« La région d’Ica ne connaît pas le chômage grâce à la culture de myrtilles » par FreshPlaza
Spécial Pérou – Valle y Pampa
« La région d’Ica ne connaît pas le chômage grâce à la culture de myrtilles »
Dans les terres sablonneuses de Pisco, à quelque 250 km au sud de Lima, la saison des myrtilles péruviennes touche à sa fin. Valle y Pampa y cultive depuis 15 ans ce fruit qui, grâce à un portefeuille de variétés sélectionnées, garantit du travail à des milliers de personnes pendant plusieurs mois. Selon son directeur général, Miguel Bentín, « l’agriculture favorise l’emploi formel, constitue un outil de réduction de la pauvreté et rend la vie rurale plus digne. »
« Valle y Pampa est un opérateur de la filière doté d’une structure particulière. » La société gère les entreprises de production Agrícola San Gallán, qui se consacre aux grenades, et Family Farms Peru, un partenariat avec l’entreprise américaine Family Tree Farms, qui se concentre sur les myrtilles.
40 % des myrtilles ont une taille supérieure à 20 mm
Les deux exploitations sont situées à Pisco, une région au climat aride et aux sols sablonneux, où l’entreprise gère 700 hectares : quelque 600 hectares de myrtilles et 54 hectares de grenades, avec l’intention de doubler ces derniers.
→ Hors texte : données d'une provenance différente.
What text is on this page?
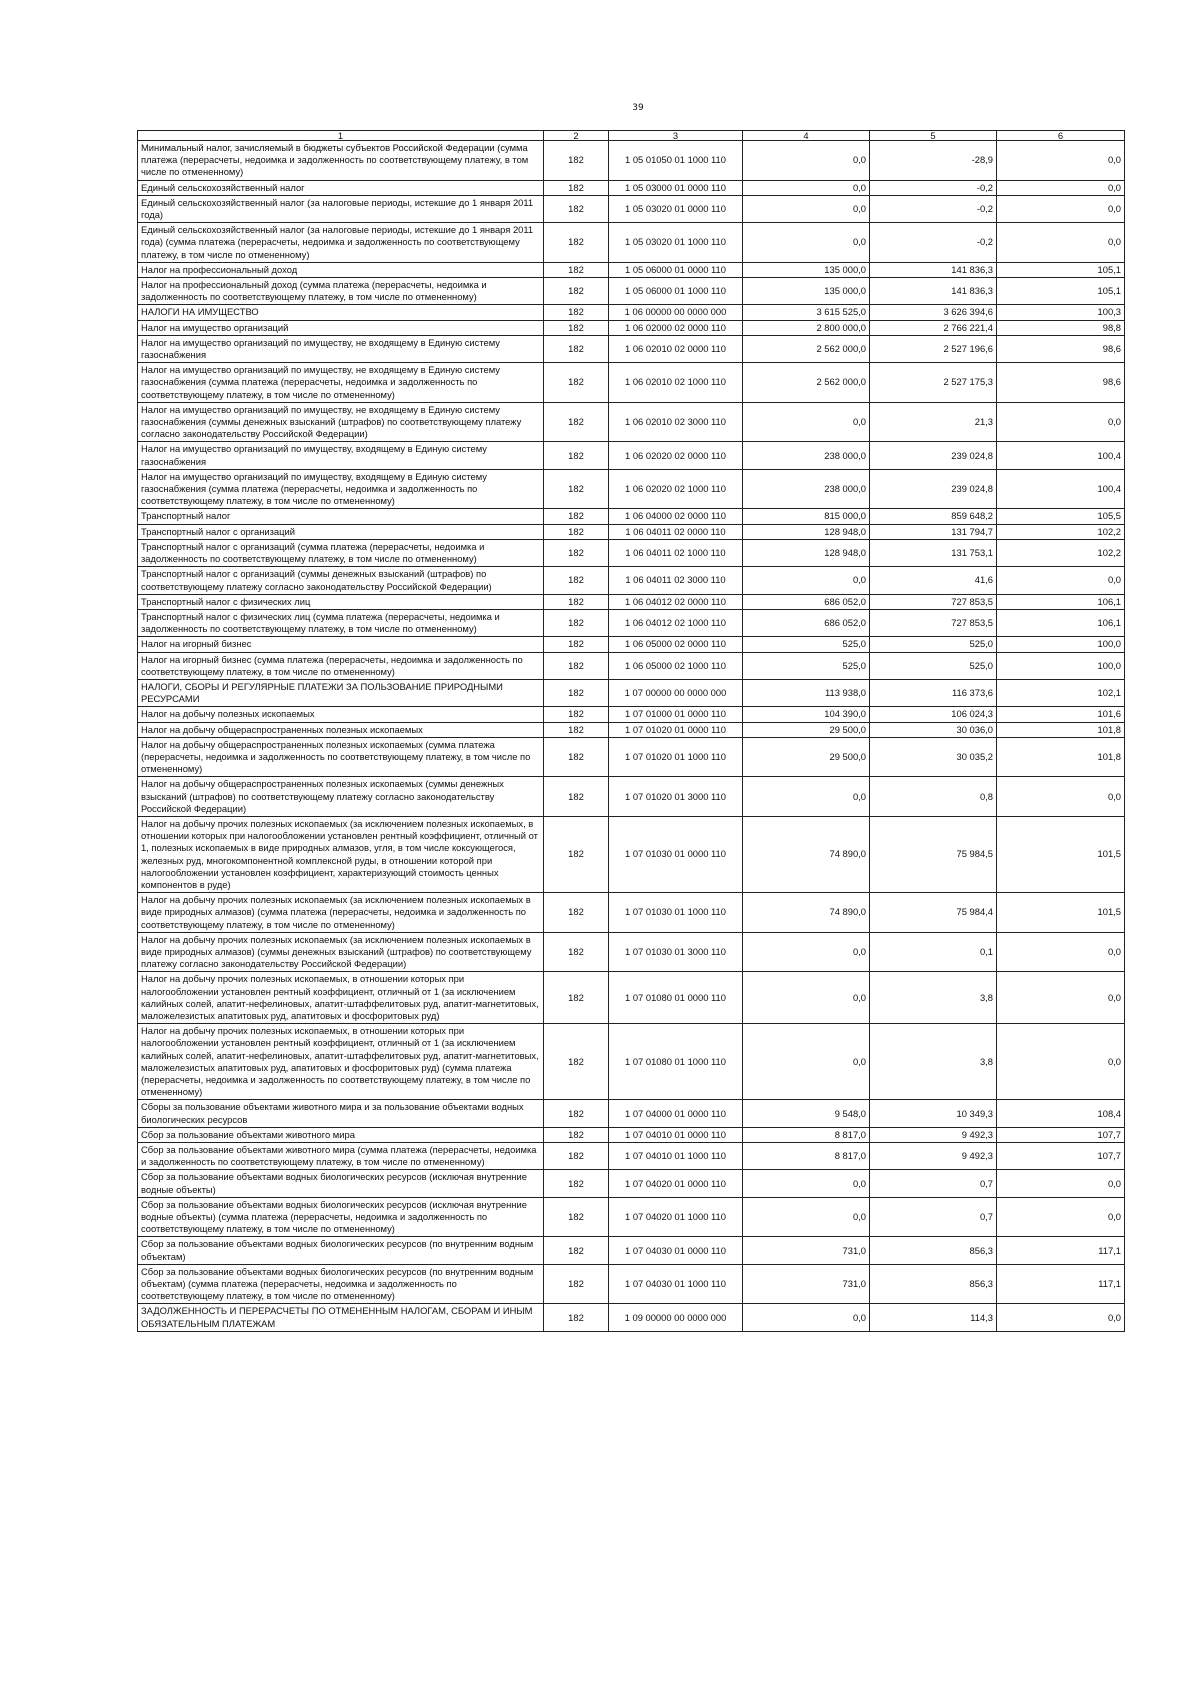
39
1	2	3	4	5	6
Минимальный налог, зачисляемый в бюджеты субъектов Российской Федерации (сумма платежа (перерасчеты, недоимка и задолженность по соответствующему платежу, в том числе по отмененному)	182	1 05 01050 01 1000 110	0,0	-28,9	0,0
Единый сельскохозяйственный налог	182	1 05 03000 01 0000 110	0,0	-0,2	0,0
Единый сельскохозяйственный налог (за налоговые периоды, истекшие до 1 января 2011 года)	182	1 05 03020 01 0000 110	0,0	-0,2	0,0
Единый сельскохозяйственный налог (за налоговые периоды, истекшие до 1 января 2011 года) (сумма платежа (перерасчеты, недоимка и задолженность по соответствующему платежу, в том числе по отмененному)	182	1 05 03020 01 1000 110	0,0	-0,2	0,0
Налог на профессиональный доход	182	1 05 06000 01 0000 110	135 000,0	141 836,3	105,1
Налог на профессиональный доход (сумма платежа (перерасчеты, недоимка и задолженность по соответствующему платежу, в том числе по отмененному)	182	1 05 06000 01 1000 110	135 000,0	141 836,3	105,1
НАЛОГИ НА ИМУЩЕСТВО	182	1 06 00000 00 0000 000	3 615 525,0	3 626 394,6	100,3
Налог на имущество организаций	182	1 06 02000 02 0000 110	2 800 000,0	2 766 221,4	98,8
Налог на имущество организаций по имуществу, не входящему в Единую систему газоснабжения	182	1 06 02010 02 0000 110	2 562 000,0	2 527 196,6	98,6
Налог на имущество организаций по имуществу, не входящему в Единую систему газоснабжения (сумма платежа (перерасчеты, недоимка и задолженность по соответствующему платежу, в том числе по отмененному)	182	1 06 02010 02 1000 110	2 562 000,0	2 527 175,3	98,6
Налог на имущество организаций по имуществу, не входящему в Единую систему газоснабжения (суммы денежных взысканий (штрафов) по соответствующему платежу согласно законодательству Российской Федерации)	182	1 06 02010 02 3000 110	0,0	21,3	0,0
Налог на имущество организаций по имуществу, входящему в Единую систему газоснабжения	182	1 06 02020 02 0000 110	238 000,0	239 024,8	100,4
Налог на имущество организаций по имуществу, входящему в Единую систему газоснабжения (сумма платежа (перерасчеты, недоимка и задолженность по соответствующему платежу, в том числе по отмененному)	182	1 06 02020 02 1000 110	238 000,0	239 024,8	100,4
Транспортный налог	182	1 06 04000 02 0000 110	815 000,0	859 648,2	105,5
Транспортный налог с организаций	182	1 06 04011 02 0000 110	128 948,0	131 794,7	102,2
Транспортный налог с организаций (сумма платежа (перерасчеты, недоимка и задолженность по соответствующему платежу, в том числе по отмененному)	182	1 06 04011 02 1000 110	128 948,0	131 753,1	102,2
Транспортный налог с организаций (суммы денежных взысканий (штрафов) по соответствующему платежу согласно законодательству Российской Федерации)	182	1 06 04011 02 3000 110	0,0	41,6	0,0
Транспортный налог с физических лиц	182	1 06 04012 02 0000 110	686 052,0	727 853,5	106,1
Транспортный налог с физических лиц (сумма платежа (перерасчеты, недоимка и задолженность по соответствующему платежу, в том числе по отмененному)	182	1 06 04012 02 1000 110	686 052,0	727 853,5	106,1
Налог на игорный бизнес	182	1 06 05000 02 0000 110	525,0	525,0	100,0
Налог на игорный бизнес (сумма платежа (перерасчеты, недоимка и задолженность по соответствующему платежу, в том числе по отмененному)	182	1 06 05000 02 1000 110	525,0	525,0	100,0
НАЛОГИ, СБОРЫ И РЕГУЛЯРНЫЕ ПЛАТЕЖИ ЗА ПОЛЬЗОВАНИЕ ПРИРОДНЫМИ РЕСУРСАМИ	182	1 07 00000 00 0000 000	113 938,0	116 373,6	102,1
Налог на добычу полезных ископаемых	182	1 07 01000 01 0000 110	104 390,0	106 024,3	101,6
Налог на добычу общераспространенных полезных ископаемых	182	1 07 01020 01 0000 110	29 500,0	30 036,0	101,8
Налог на добычу общераспространенных полезных ископаемых (сумма платежа (перерасчеты, недоимка и задолженность по соответствующему платежу, в том числе по отмененному)	182	1 07 01020 01 1000 110	29 500,0	30 035,2	101,8
Налог на добычу общераспространенных полезных ископаемых (суммы денежных взысканий (штрафов) по соответствующему платежу согласно законодательству Российской Федерации)	182	1 07 01020 01 3000 110	0,0	0,8	0,0
Налог на добычу прочих полезных ископаемых (за исключением полезных ископаемых, в отношении которых при налогообложении установлен рентный коэффициент, отличный от 1, полезных ископаемых в виде природных алмазов, угля, в том числе коксующегося, железных руд, многокомпонентной комплексной руды, в отношении которой при налогообложении установлен коэффициент, характеризующий стоимость ценных компонентов в руде)	182	1 07 01030 01 0000 110	74 890,0	75 984,5	101,5
Налог на добычу прочих полезных ископаемых (за исключением полезных ископаемых в виде природных алмазов) (сумма платежа (перерасчеты, недоимка и задолженность по соответствующему платежу, в том числе по отмененному)	182	1 07 01030 01 1000 110	74 890,0	75 984,4	101,5
Налог на добычу прочих полезных ископаемых (за исключением полезных ископаемых в виде природных алмазов) (суммы денежных взысканий (штрафов) по соответствующему платежу согласно законодательству Российской Федерации)	182	1 07 01030 01 3000 110	0,0	0,1	0,0
Налог на добычу прочих полезных ископаемых, в отношении которых при налогообложении установлен рентный коэффициент, отличный от 1 (за исключением калийных солей, апатит-нефелиновых, апатит-штаффелитовых руд, апатит-магнетитовых, маложелезистых апатитовых руд, апатитовых и фосфоритовых руд)	182	1 07 01080 01 0000 110	0,0	3,8	0,0
Налог на добычу прочих полезных ископаемых, в отношении которых при налогообложении установлен рентный коэффициент, отличный от 1 (за исключением калийных солей, апатит-нефелиновых, апатит-штаффелитовых руд, апатит-магнетитовых, маложелезистых апатитовых руд, апатитовых и фосфоритовых руд) (сумма платежа (перерасчеты, недоимка и задолженность по соответствующему платежу, в том числе по отмененному)	182	1 07 01080 01 1000 110	0,0	3,8	0,0
Сборы за пользование объектами животного мира и за пользование объектами водных биологических ресурсов	182	1 07 04000 01 0000 110	9 548,0	10 349,3	108,4
Сбор за пользование объектами животного мира	182	1 07 04010 01 0000 110	8 817,0	9 492,3	107,7
Сбор за пользование объектами животного мира (сумма платежа (перерасчеты, недоимка и задолженность по соответствующему платежу, в том числе по отмененному)	182	1 07 04010 01 1000 110	8 817,0	9 492,3	107,7
Сбор за пользование объектами водных биологических ресурсов (исключая внутренние водные объекты)	182	1 07 04020 01 0000 110	0,0	0,7	0,0
Сбор за пользование объектами водных биологических ресурсов (исключая внутренние водные объекты) (сумма платежа (перерасчеты, недоимка и задолженность по соответствующему платежу, в том числе по отмененному)	182	1 07 04020 01 1000 110	0,0	0,7	0,0
Сбор за пользование объектами водных биологических ресурсов (по внутренним водным объектам)	182	1 07 04030 01 0000 110	731,0	856,3	117,1
Сбор за пользование объектами водных биологических ресурсов (по внутренним водным объектам) (сумма платежа (перерасчеты, недоимка и задолженность по соответствующему платежу, в том числе по отмененному)	182	1 07 04030 01 1000 110	731,0	856,3	117,1
ЗАДОЛЖЕННОСТЬ И ПЕРЕРАСЧЕТЫ ПО ОТМЕНЕННЫМ НАЛОГАМ, СБОРАМ И ИНЫМ ОБЯЗАТЕЛЬНЫМ ПЛАТЕЖАМ	182	1 09 00000 00 0000 000	0,0	114,3	0,0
Des myrtilles sur un sol désertique
Contrairement à de nombreuses autres exploitations du secteur, Valle y Pampa cultive les myrtilles en terre et non en pots. « Notre sol est un sable fin et inerte, typique du désert. Mais nous avons mis au point un système où nous incorporons le substrat en ligne continue, comme on le ferait dans un conteneur. »
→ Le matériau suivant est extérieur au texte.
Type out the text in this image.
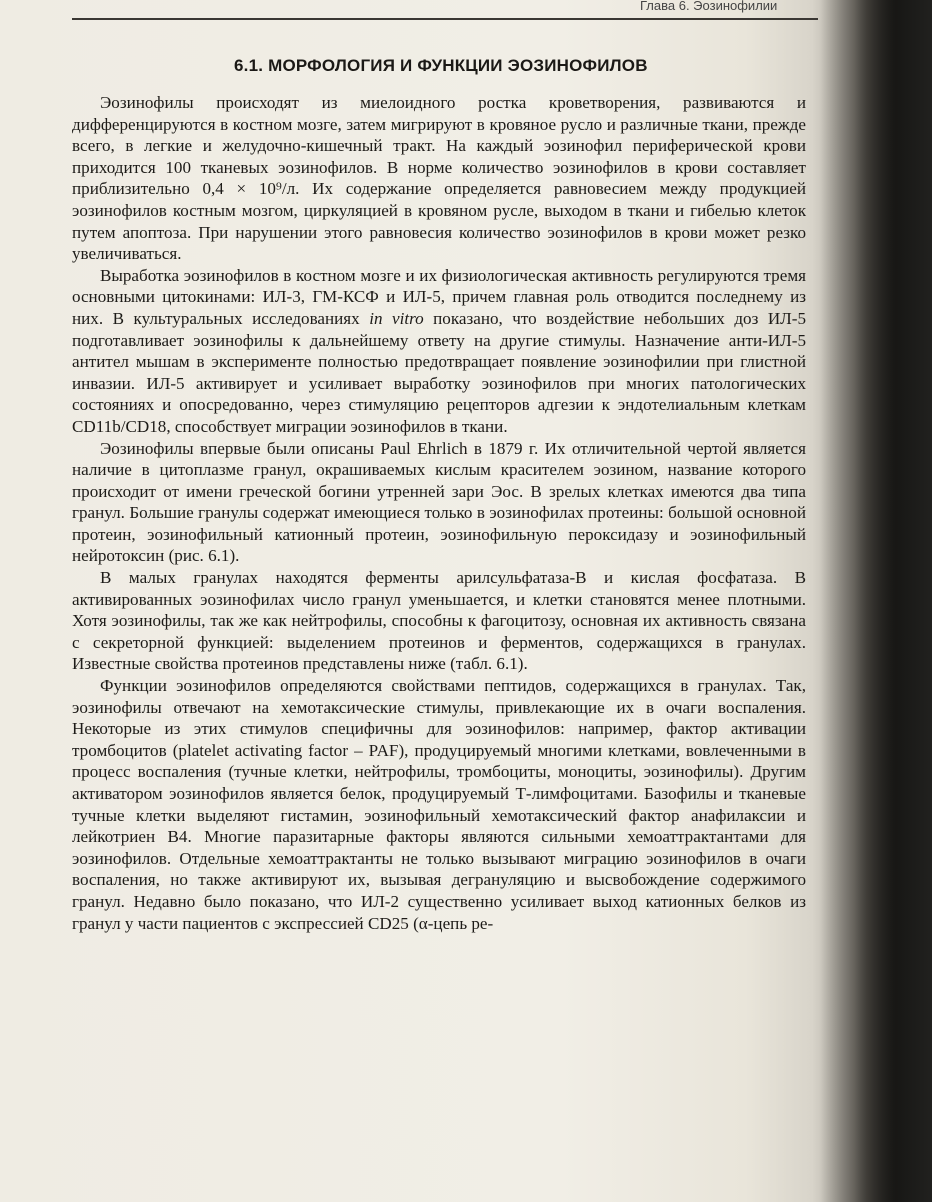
Глава 6. Эозинофилии
6.1. МОРФОЛОГИЯ И ФУНКЦИИ ЭОЗИНОФИЛОВ

Эозинофилы происходят из миелоидного ростка кроветворения, развиваются и дифференцируются в костном мозге, затем мигрируют в кровяное русло и различные ткани, прежде всего, в легкие и желудочно-кишечный тракт. На каждый эозинофил периферической крови приходится 100 тканевых эозинофилов. В норме количество эозинофилов в крови составляет приблизительно 0,4 × 10⁹/л. Их содержание определяется равновесием между продукцией эозинофилов костным мозгом, циркуляцией в кровяном русле, выходом в ткани и гибелью клеток путем апоптоза. При нарушении этого равновесия количество эозинофилов в крови может резко увеличиваться.

Выработка эозинофилов в костном мозге и их физиологическая активность регулируются тремя основными цитокинами: ИЛ-3, ГМ-КСФ и ИЛ-5, причем главная роль отводится последнему из них. В культуральных исследованиях in vitro показано, что воздействие небольших доз ИЛ-5 подготавливает эозинофилы к дальнейшему ответу на другие стимулы. Назначение анти-ИЛ-5 антител мышам в эксперименте полностью предотвращает появление эозинофилии при глистной инвазии. ИЛ-5 активирует и усиливает выработку эозинофилов при многих патологических состояниях и опосредованно, через стимуляцию рецепторов адгезии к эндотелиальным клеткам CD11b/CD18, способствует миграции эозинофилов в ткани.

Эозинофилы впервые были описаны Paul Ehrlich в 1879 г. Их отличительной чертой является наличие в цитоплазме гранул, окрашиваемых кислым красителем эозином, название которого происходит от имени греческой богини утренней зари Эос. В зрелых клетках имеются два типа гранул. Большие гранулы содержат имеющиеся только в эозинофилах протеины: большой основной протеин, эозинофильный катионный протеин, эозинофильную пероксидазу и эозинофильный нейротоксин (рис. 6.1).

В малых гранулах находятся ферменты арилсульфатаза-В и кислая фосфатаза. В активированных эозинофилах число гранул уменьшается, и клетки становятся менее плотными. Хотя эозинофилы, так же как нейтрофилы, способны к фагоцитозу, основная их активность связана с секреторной функцией: выделением протеинов и ферментов, содержащихся в гранулах. Известные свойства протеинов представлены ниже (табл. 6.1).

Функции эозинофилов определяются свойствами пептидов, содержащихся в гранулах. Так, эозинофилы отвечают на хемотаксические стимулы, привлекающие их в очаги воспаления. Некоторые из этих стимулов специфичны для эозинофилов: например, фактор активации тромбоцитов (platelet activating factor – PAF), продуцируемый многими клетками, вовлеченными в процесс воспаления (тучные клетки, нейтрофилы, тромбоциты, моноциты, эозинофилы). Другим активатором эозинофилов является белок, продуцируемый Т-лимфоцитами. Базофилы и тканевые тучные клетки выделяют гистамин, эозинофильный хемотаксический фактор анафилаксии и лейкотриен B4. Многие паразитарные факторы являются сильными хемоаттрактантами для эозинофилов. Отдельные хемоаттрактанты не только вызывают миграцию эозинофилов в очаги воспаления, но также активируют их, вызывая дегрануляцию и высвобождение содержимого гранул. Недавно было показано, что ИЛ-2 существенно усиливает выход катионных белков из гранул у части пациентов с экспрессией CD25 (α-цепь ре-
Culture de myrtilles en pleine terre
Cette approche est le fruit d’un savoir-faire accumulé pendant plus de 15 ans, lorsque l’entreprise était pionnière dans la culture des myrtilles sur la côte méridionale du Pérou. Le substrat est entretenu avec du compost fabriqué à partir de leurs propres déchets de taille. « À maturité, les rendements sont similaires à ceux en pots. La culture en conteneurs est plus précoce, mais pas forcément plus productive. Les plantes, si la variété n’est pas changée, peuvent donner pendant au moins 15 ans. »
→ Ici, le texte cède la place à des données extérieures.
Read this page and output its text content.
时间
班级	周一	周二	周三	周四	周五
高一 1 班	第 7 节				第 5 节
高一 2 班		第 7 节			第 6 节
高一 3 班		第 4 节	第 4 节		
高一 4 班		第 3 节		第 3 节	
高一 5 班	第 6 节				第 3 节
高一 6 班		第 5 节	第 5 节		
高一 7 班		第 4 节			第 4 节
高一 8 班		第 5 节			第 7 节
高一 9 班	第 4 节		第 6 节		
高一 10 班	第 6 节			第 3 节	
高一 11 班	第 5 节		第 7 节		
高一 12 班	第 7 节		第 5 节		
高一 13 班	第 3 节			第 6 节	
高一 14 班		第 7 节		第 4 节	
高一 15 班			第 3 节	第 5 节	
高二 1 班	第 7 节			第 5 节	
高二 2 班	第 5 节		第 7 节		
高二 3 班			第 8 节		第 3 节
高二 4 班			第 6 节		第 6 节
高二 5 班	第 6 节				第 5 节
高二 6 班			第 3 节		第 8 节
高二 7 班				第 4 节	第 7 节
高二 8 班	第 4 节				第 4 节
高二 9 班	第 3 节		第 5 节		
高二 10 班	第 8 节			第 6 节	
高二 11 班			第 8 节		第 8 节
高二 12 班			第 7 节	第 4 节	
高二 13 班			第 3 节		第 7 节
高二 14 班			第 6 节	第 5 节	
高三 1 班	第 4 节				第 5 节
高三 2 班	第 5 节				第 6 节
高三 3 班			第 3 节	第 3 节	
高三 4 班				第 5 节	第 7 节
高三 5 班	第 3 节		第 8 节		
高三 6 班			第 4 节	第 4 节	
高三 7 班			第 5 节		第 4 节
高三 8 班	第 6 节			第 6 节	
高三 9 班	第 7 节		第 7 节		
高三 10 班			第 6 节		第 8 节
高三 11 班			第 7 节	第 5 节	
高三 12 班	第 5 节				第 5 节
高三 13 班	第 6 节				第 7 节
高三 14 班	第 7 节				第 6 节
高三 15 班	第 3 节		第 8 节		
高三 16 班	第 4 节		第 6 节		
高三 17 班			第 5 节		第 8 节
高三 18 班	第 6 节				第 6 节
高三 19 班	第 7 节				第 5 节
Génétique premium et récoltes prolongées
Toute la production de myrtilles de Family Farms Peru provient de variétés du portefeuille Mountain Blue Orchards (MBO), d’origine australienne, dont le licencié exclusif au Pérou est Family Tree Farms, actionnaire de l’entreprise. Les principales variétés sont Eureka, Eureka Gold, Eureka Sunset et Eureka Sunrise.
« Ce sont toutes des variétés de qualité supérieure : bonne saveur, croquant et gros calibre. 40 % des fruits ont une taille supérieure à 20 mm et dans certains cas, ce pourcentage atteint 80 %. » La saison de récolte du Pisco s’étend de juin à décembre, ce qui permet une activité constante pendant la moitié de l’année. Les variétés sont distribuées en fenêtres précoces, moyennes et tardives, ce qui permet d’échelonner la production et de tirer parti des différents marchés.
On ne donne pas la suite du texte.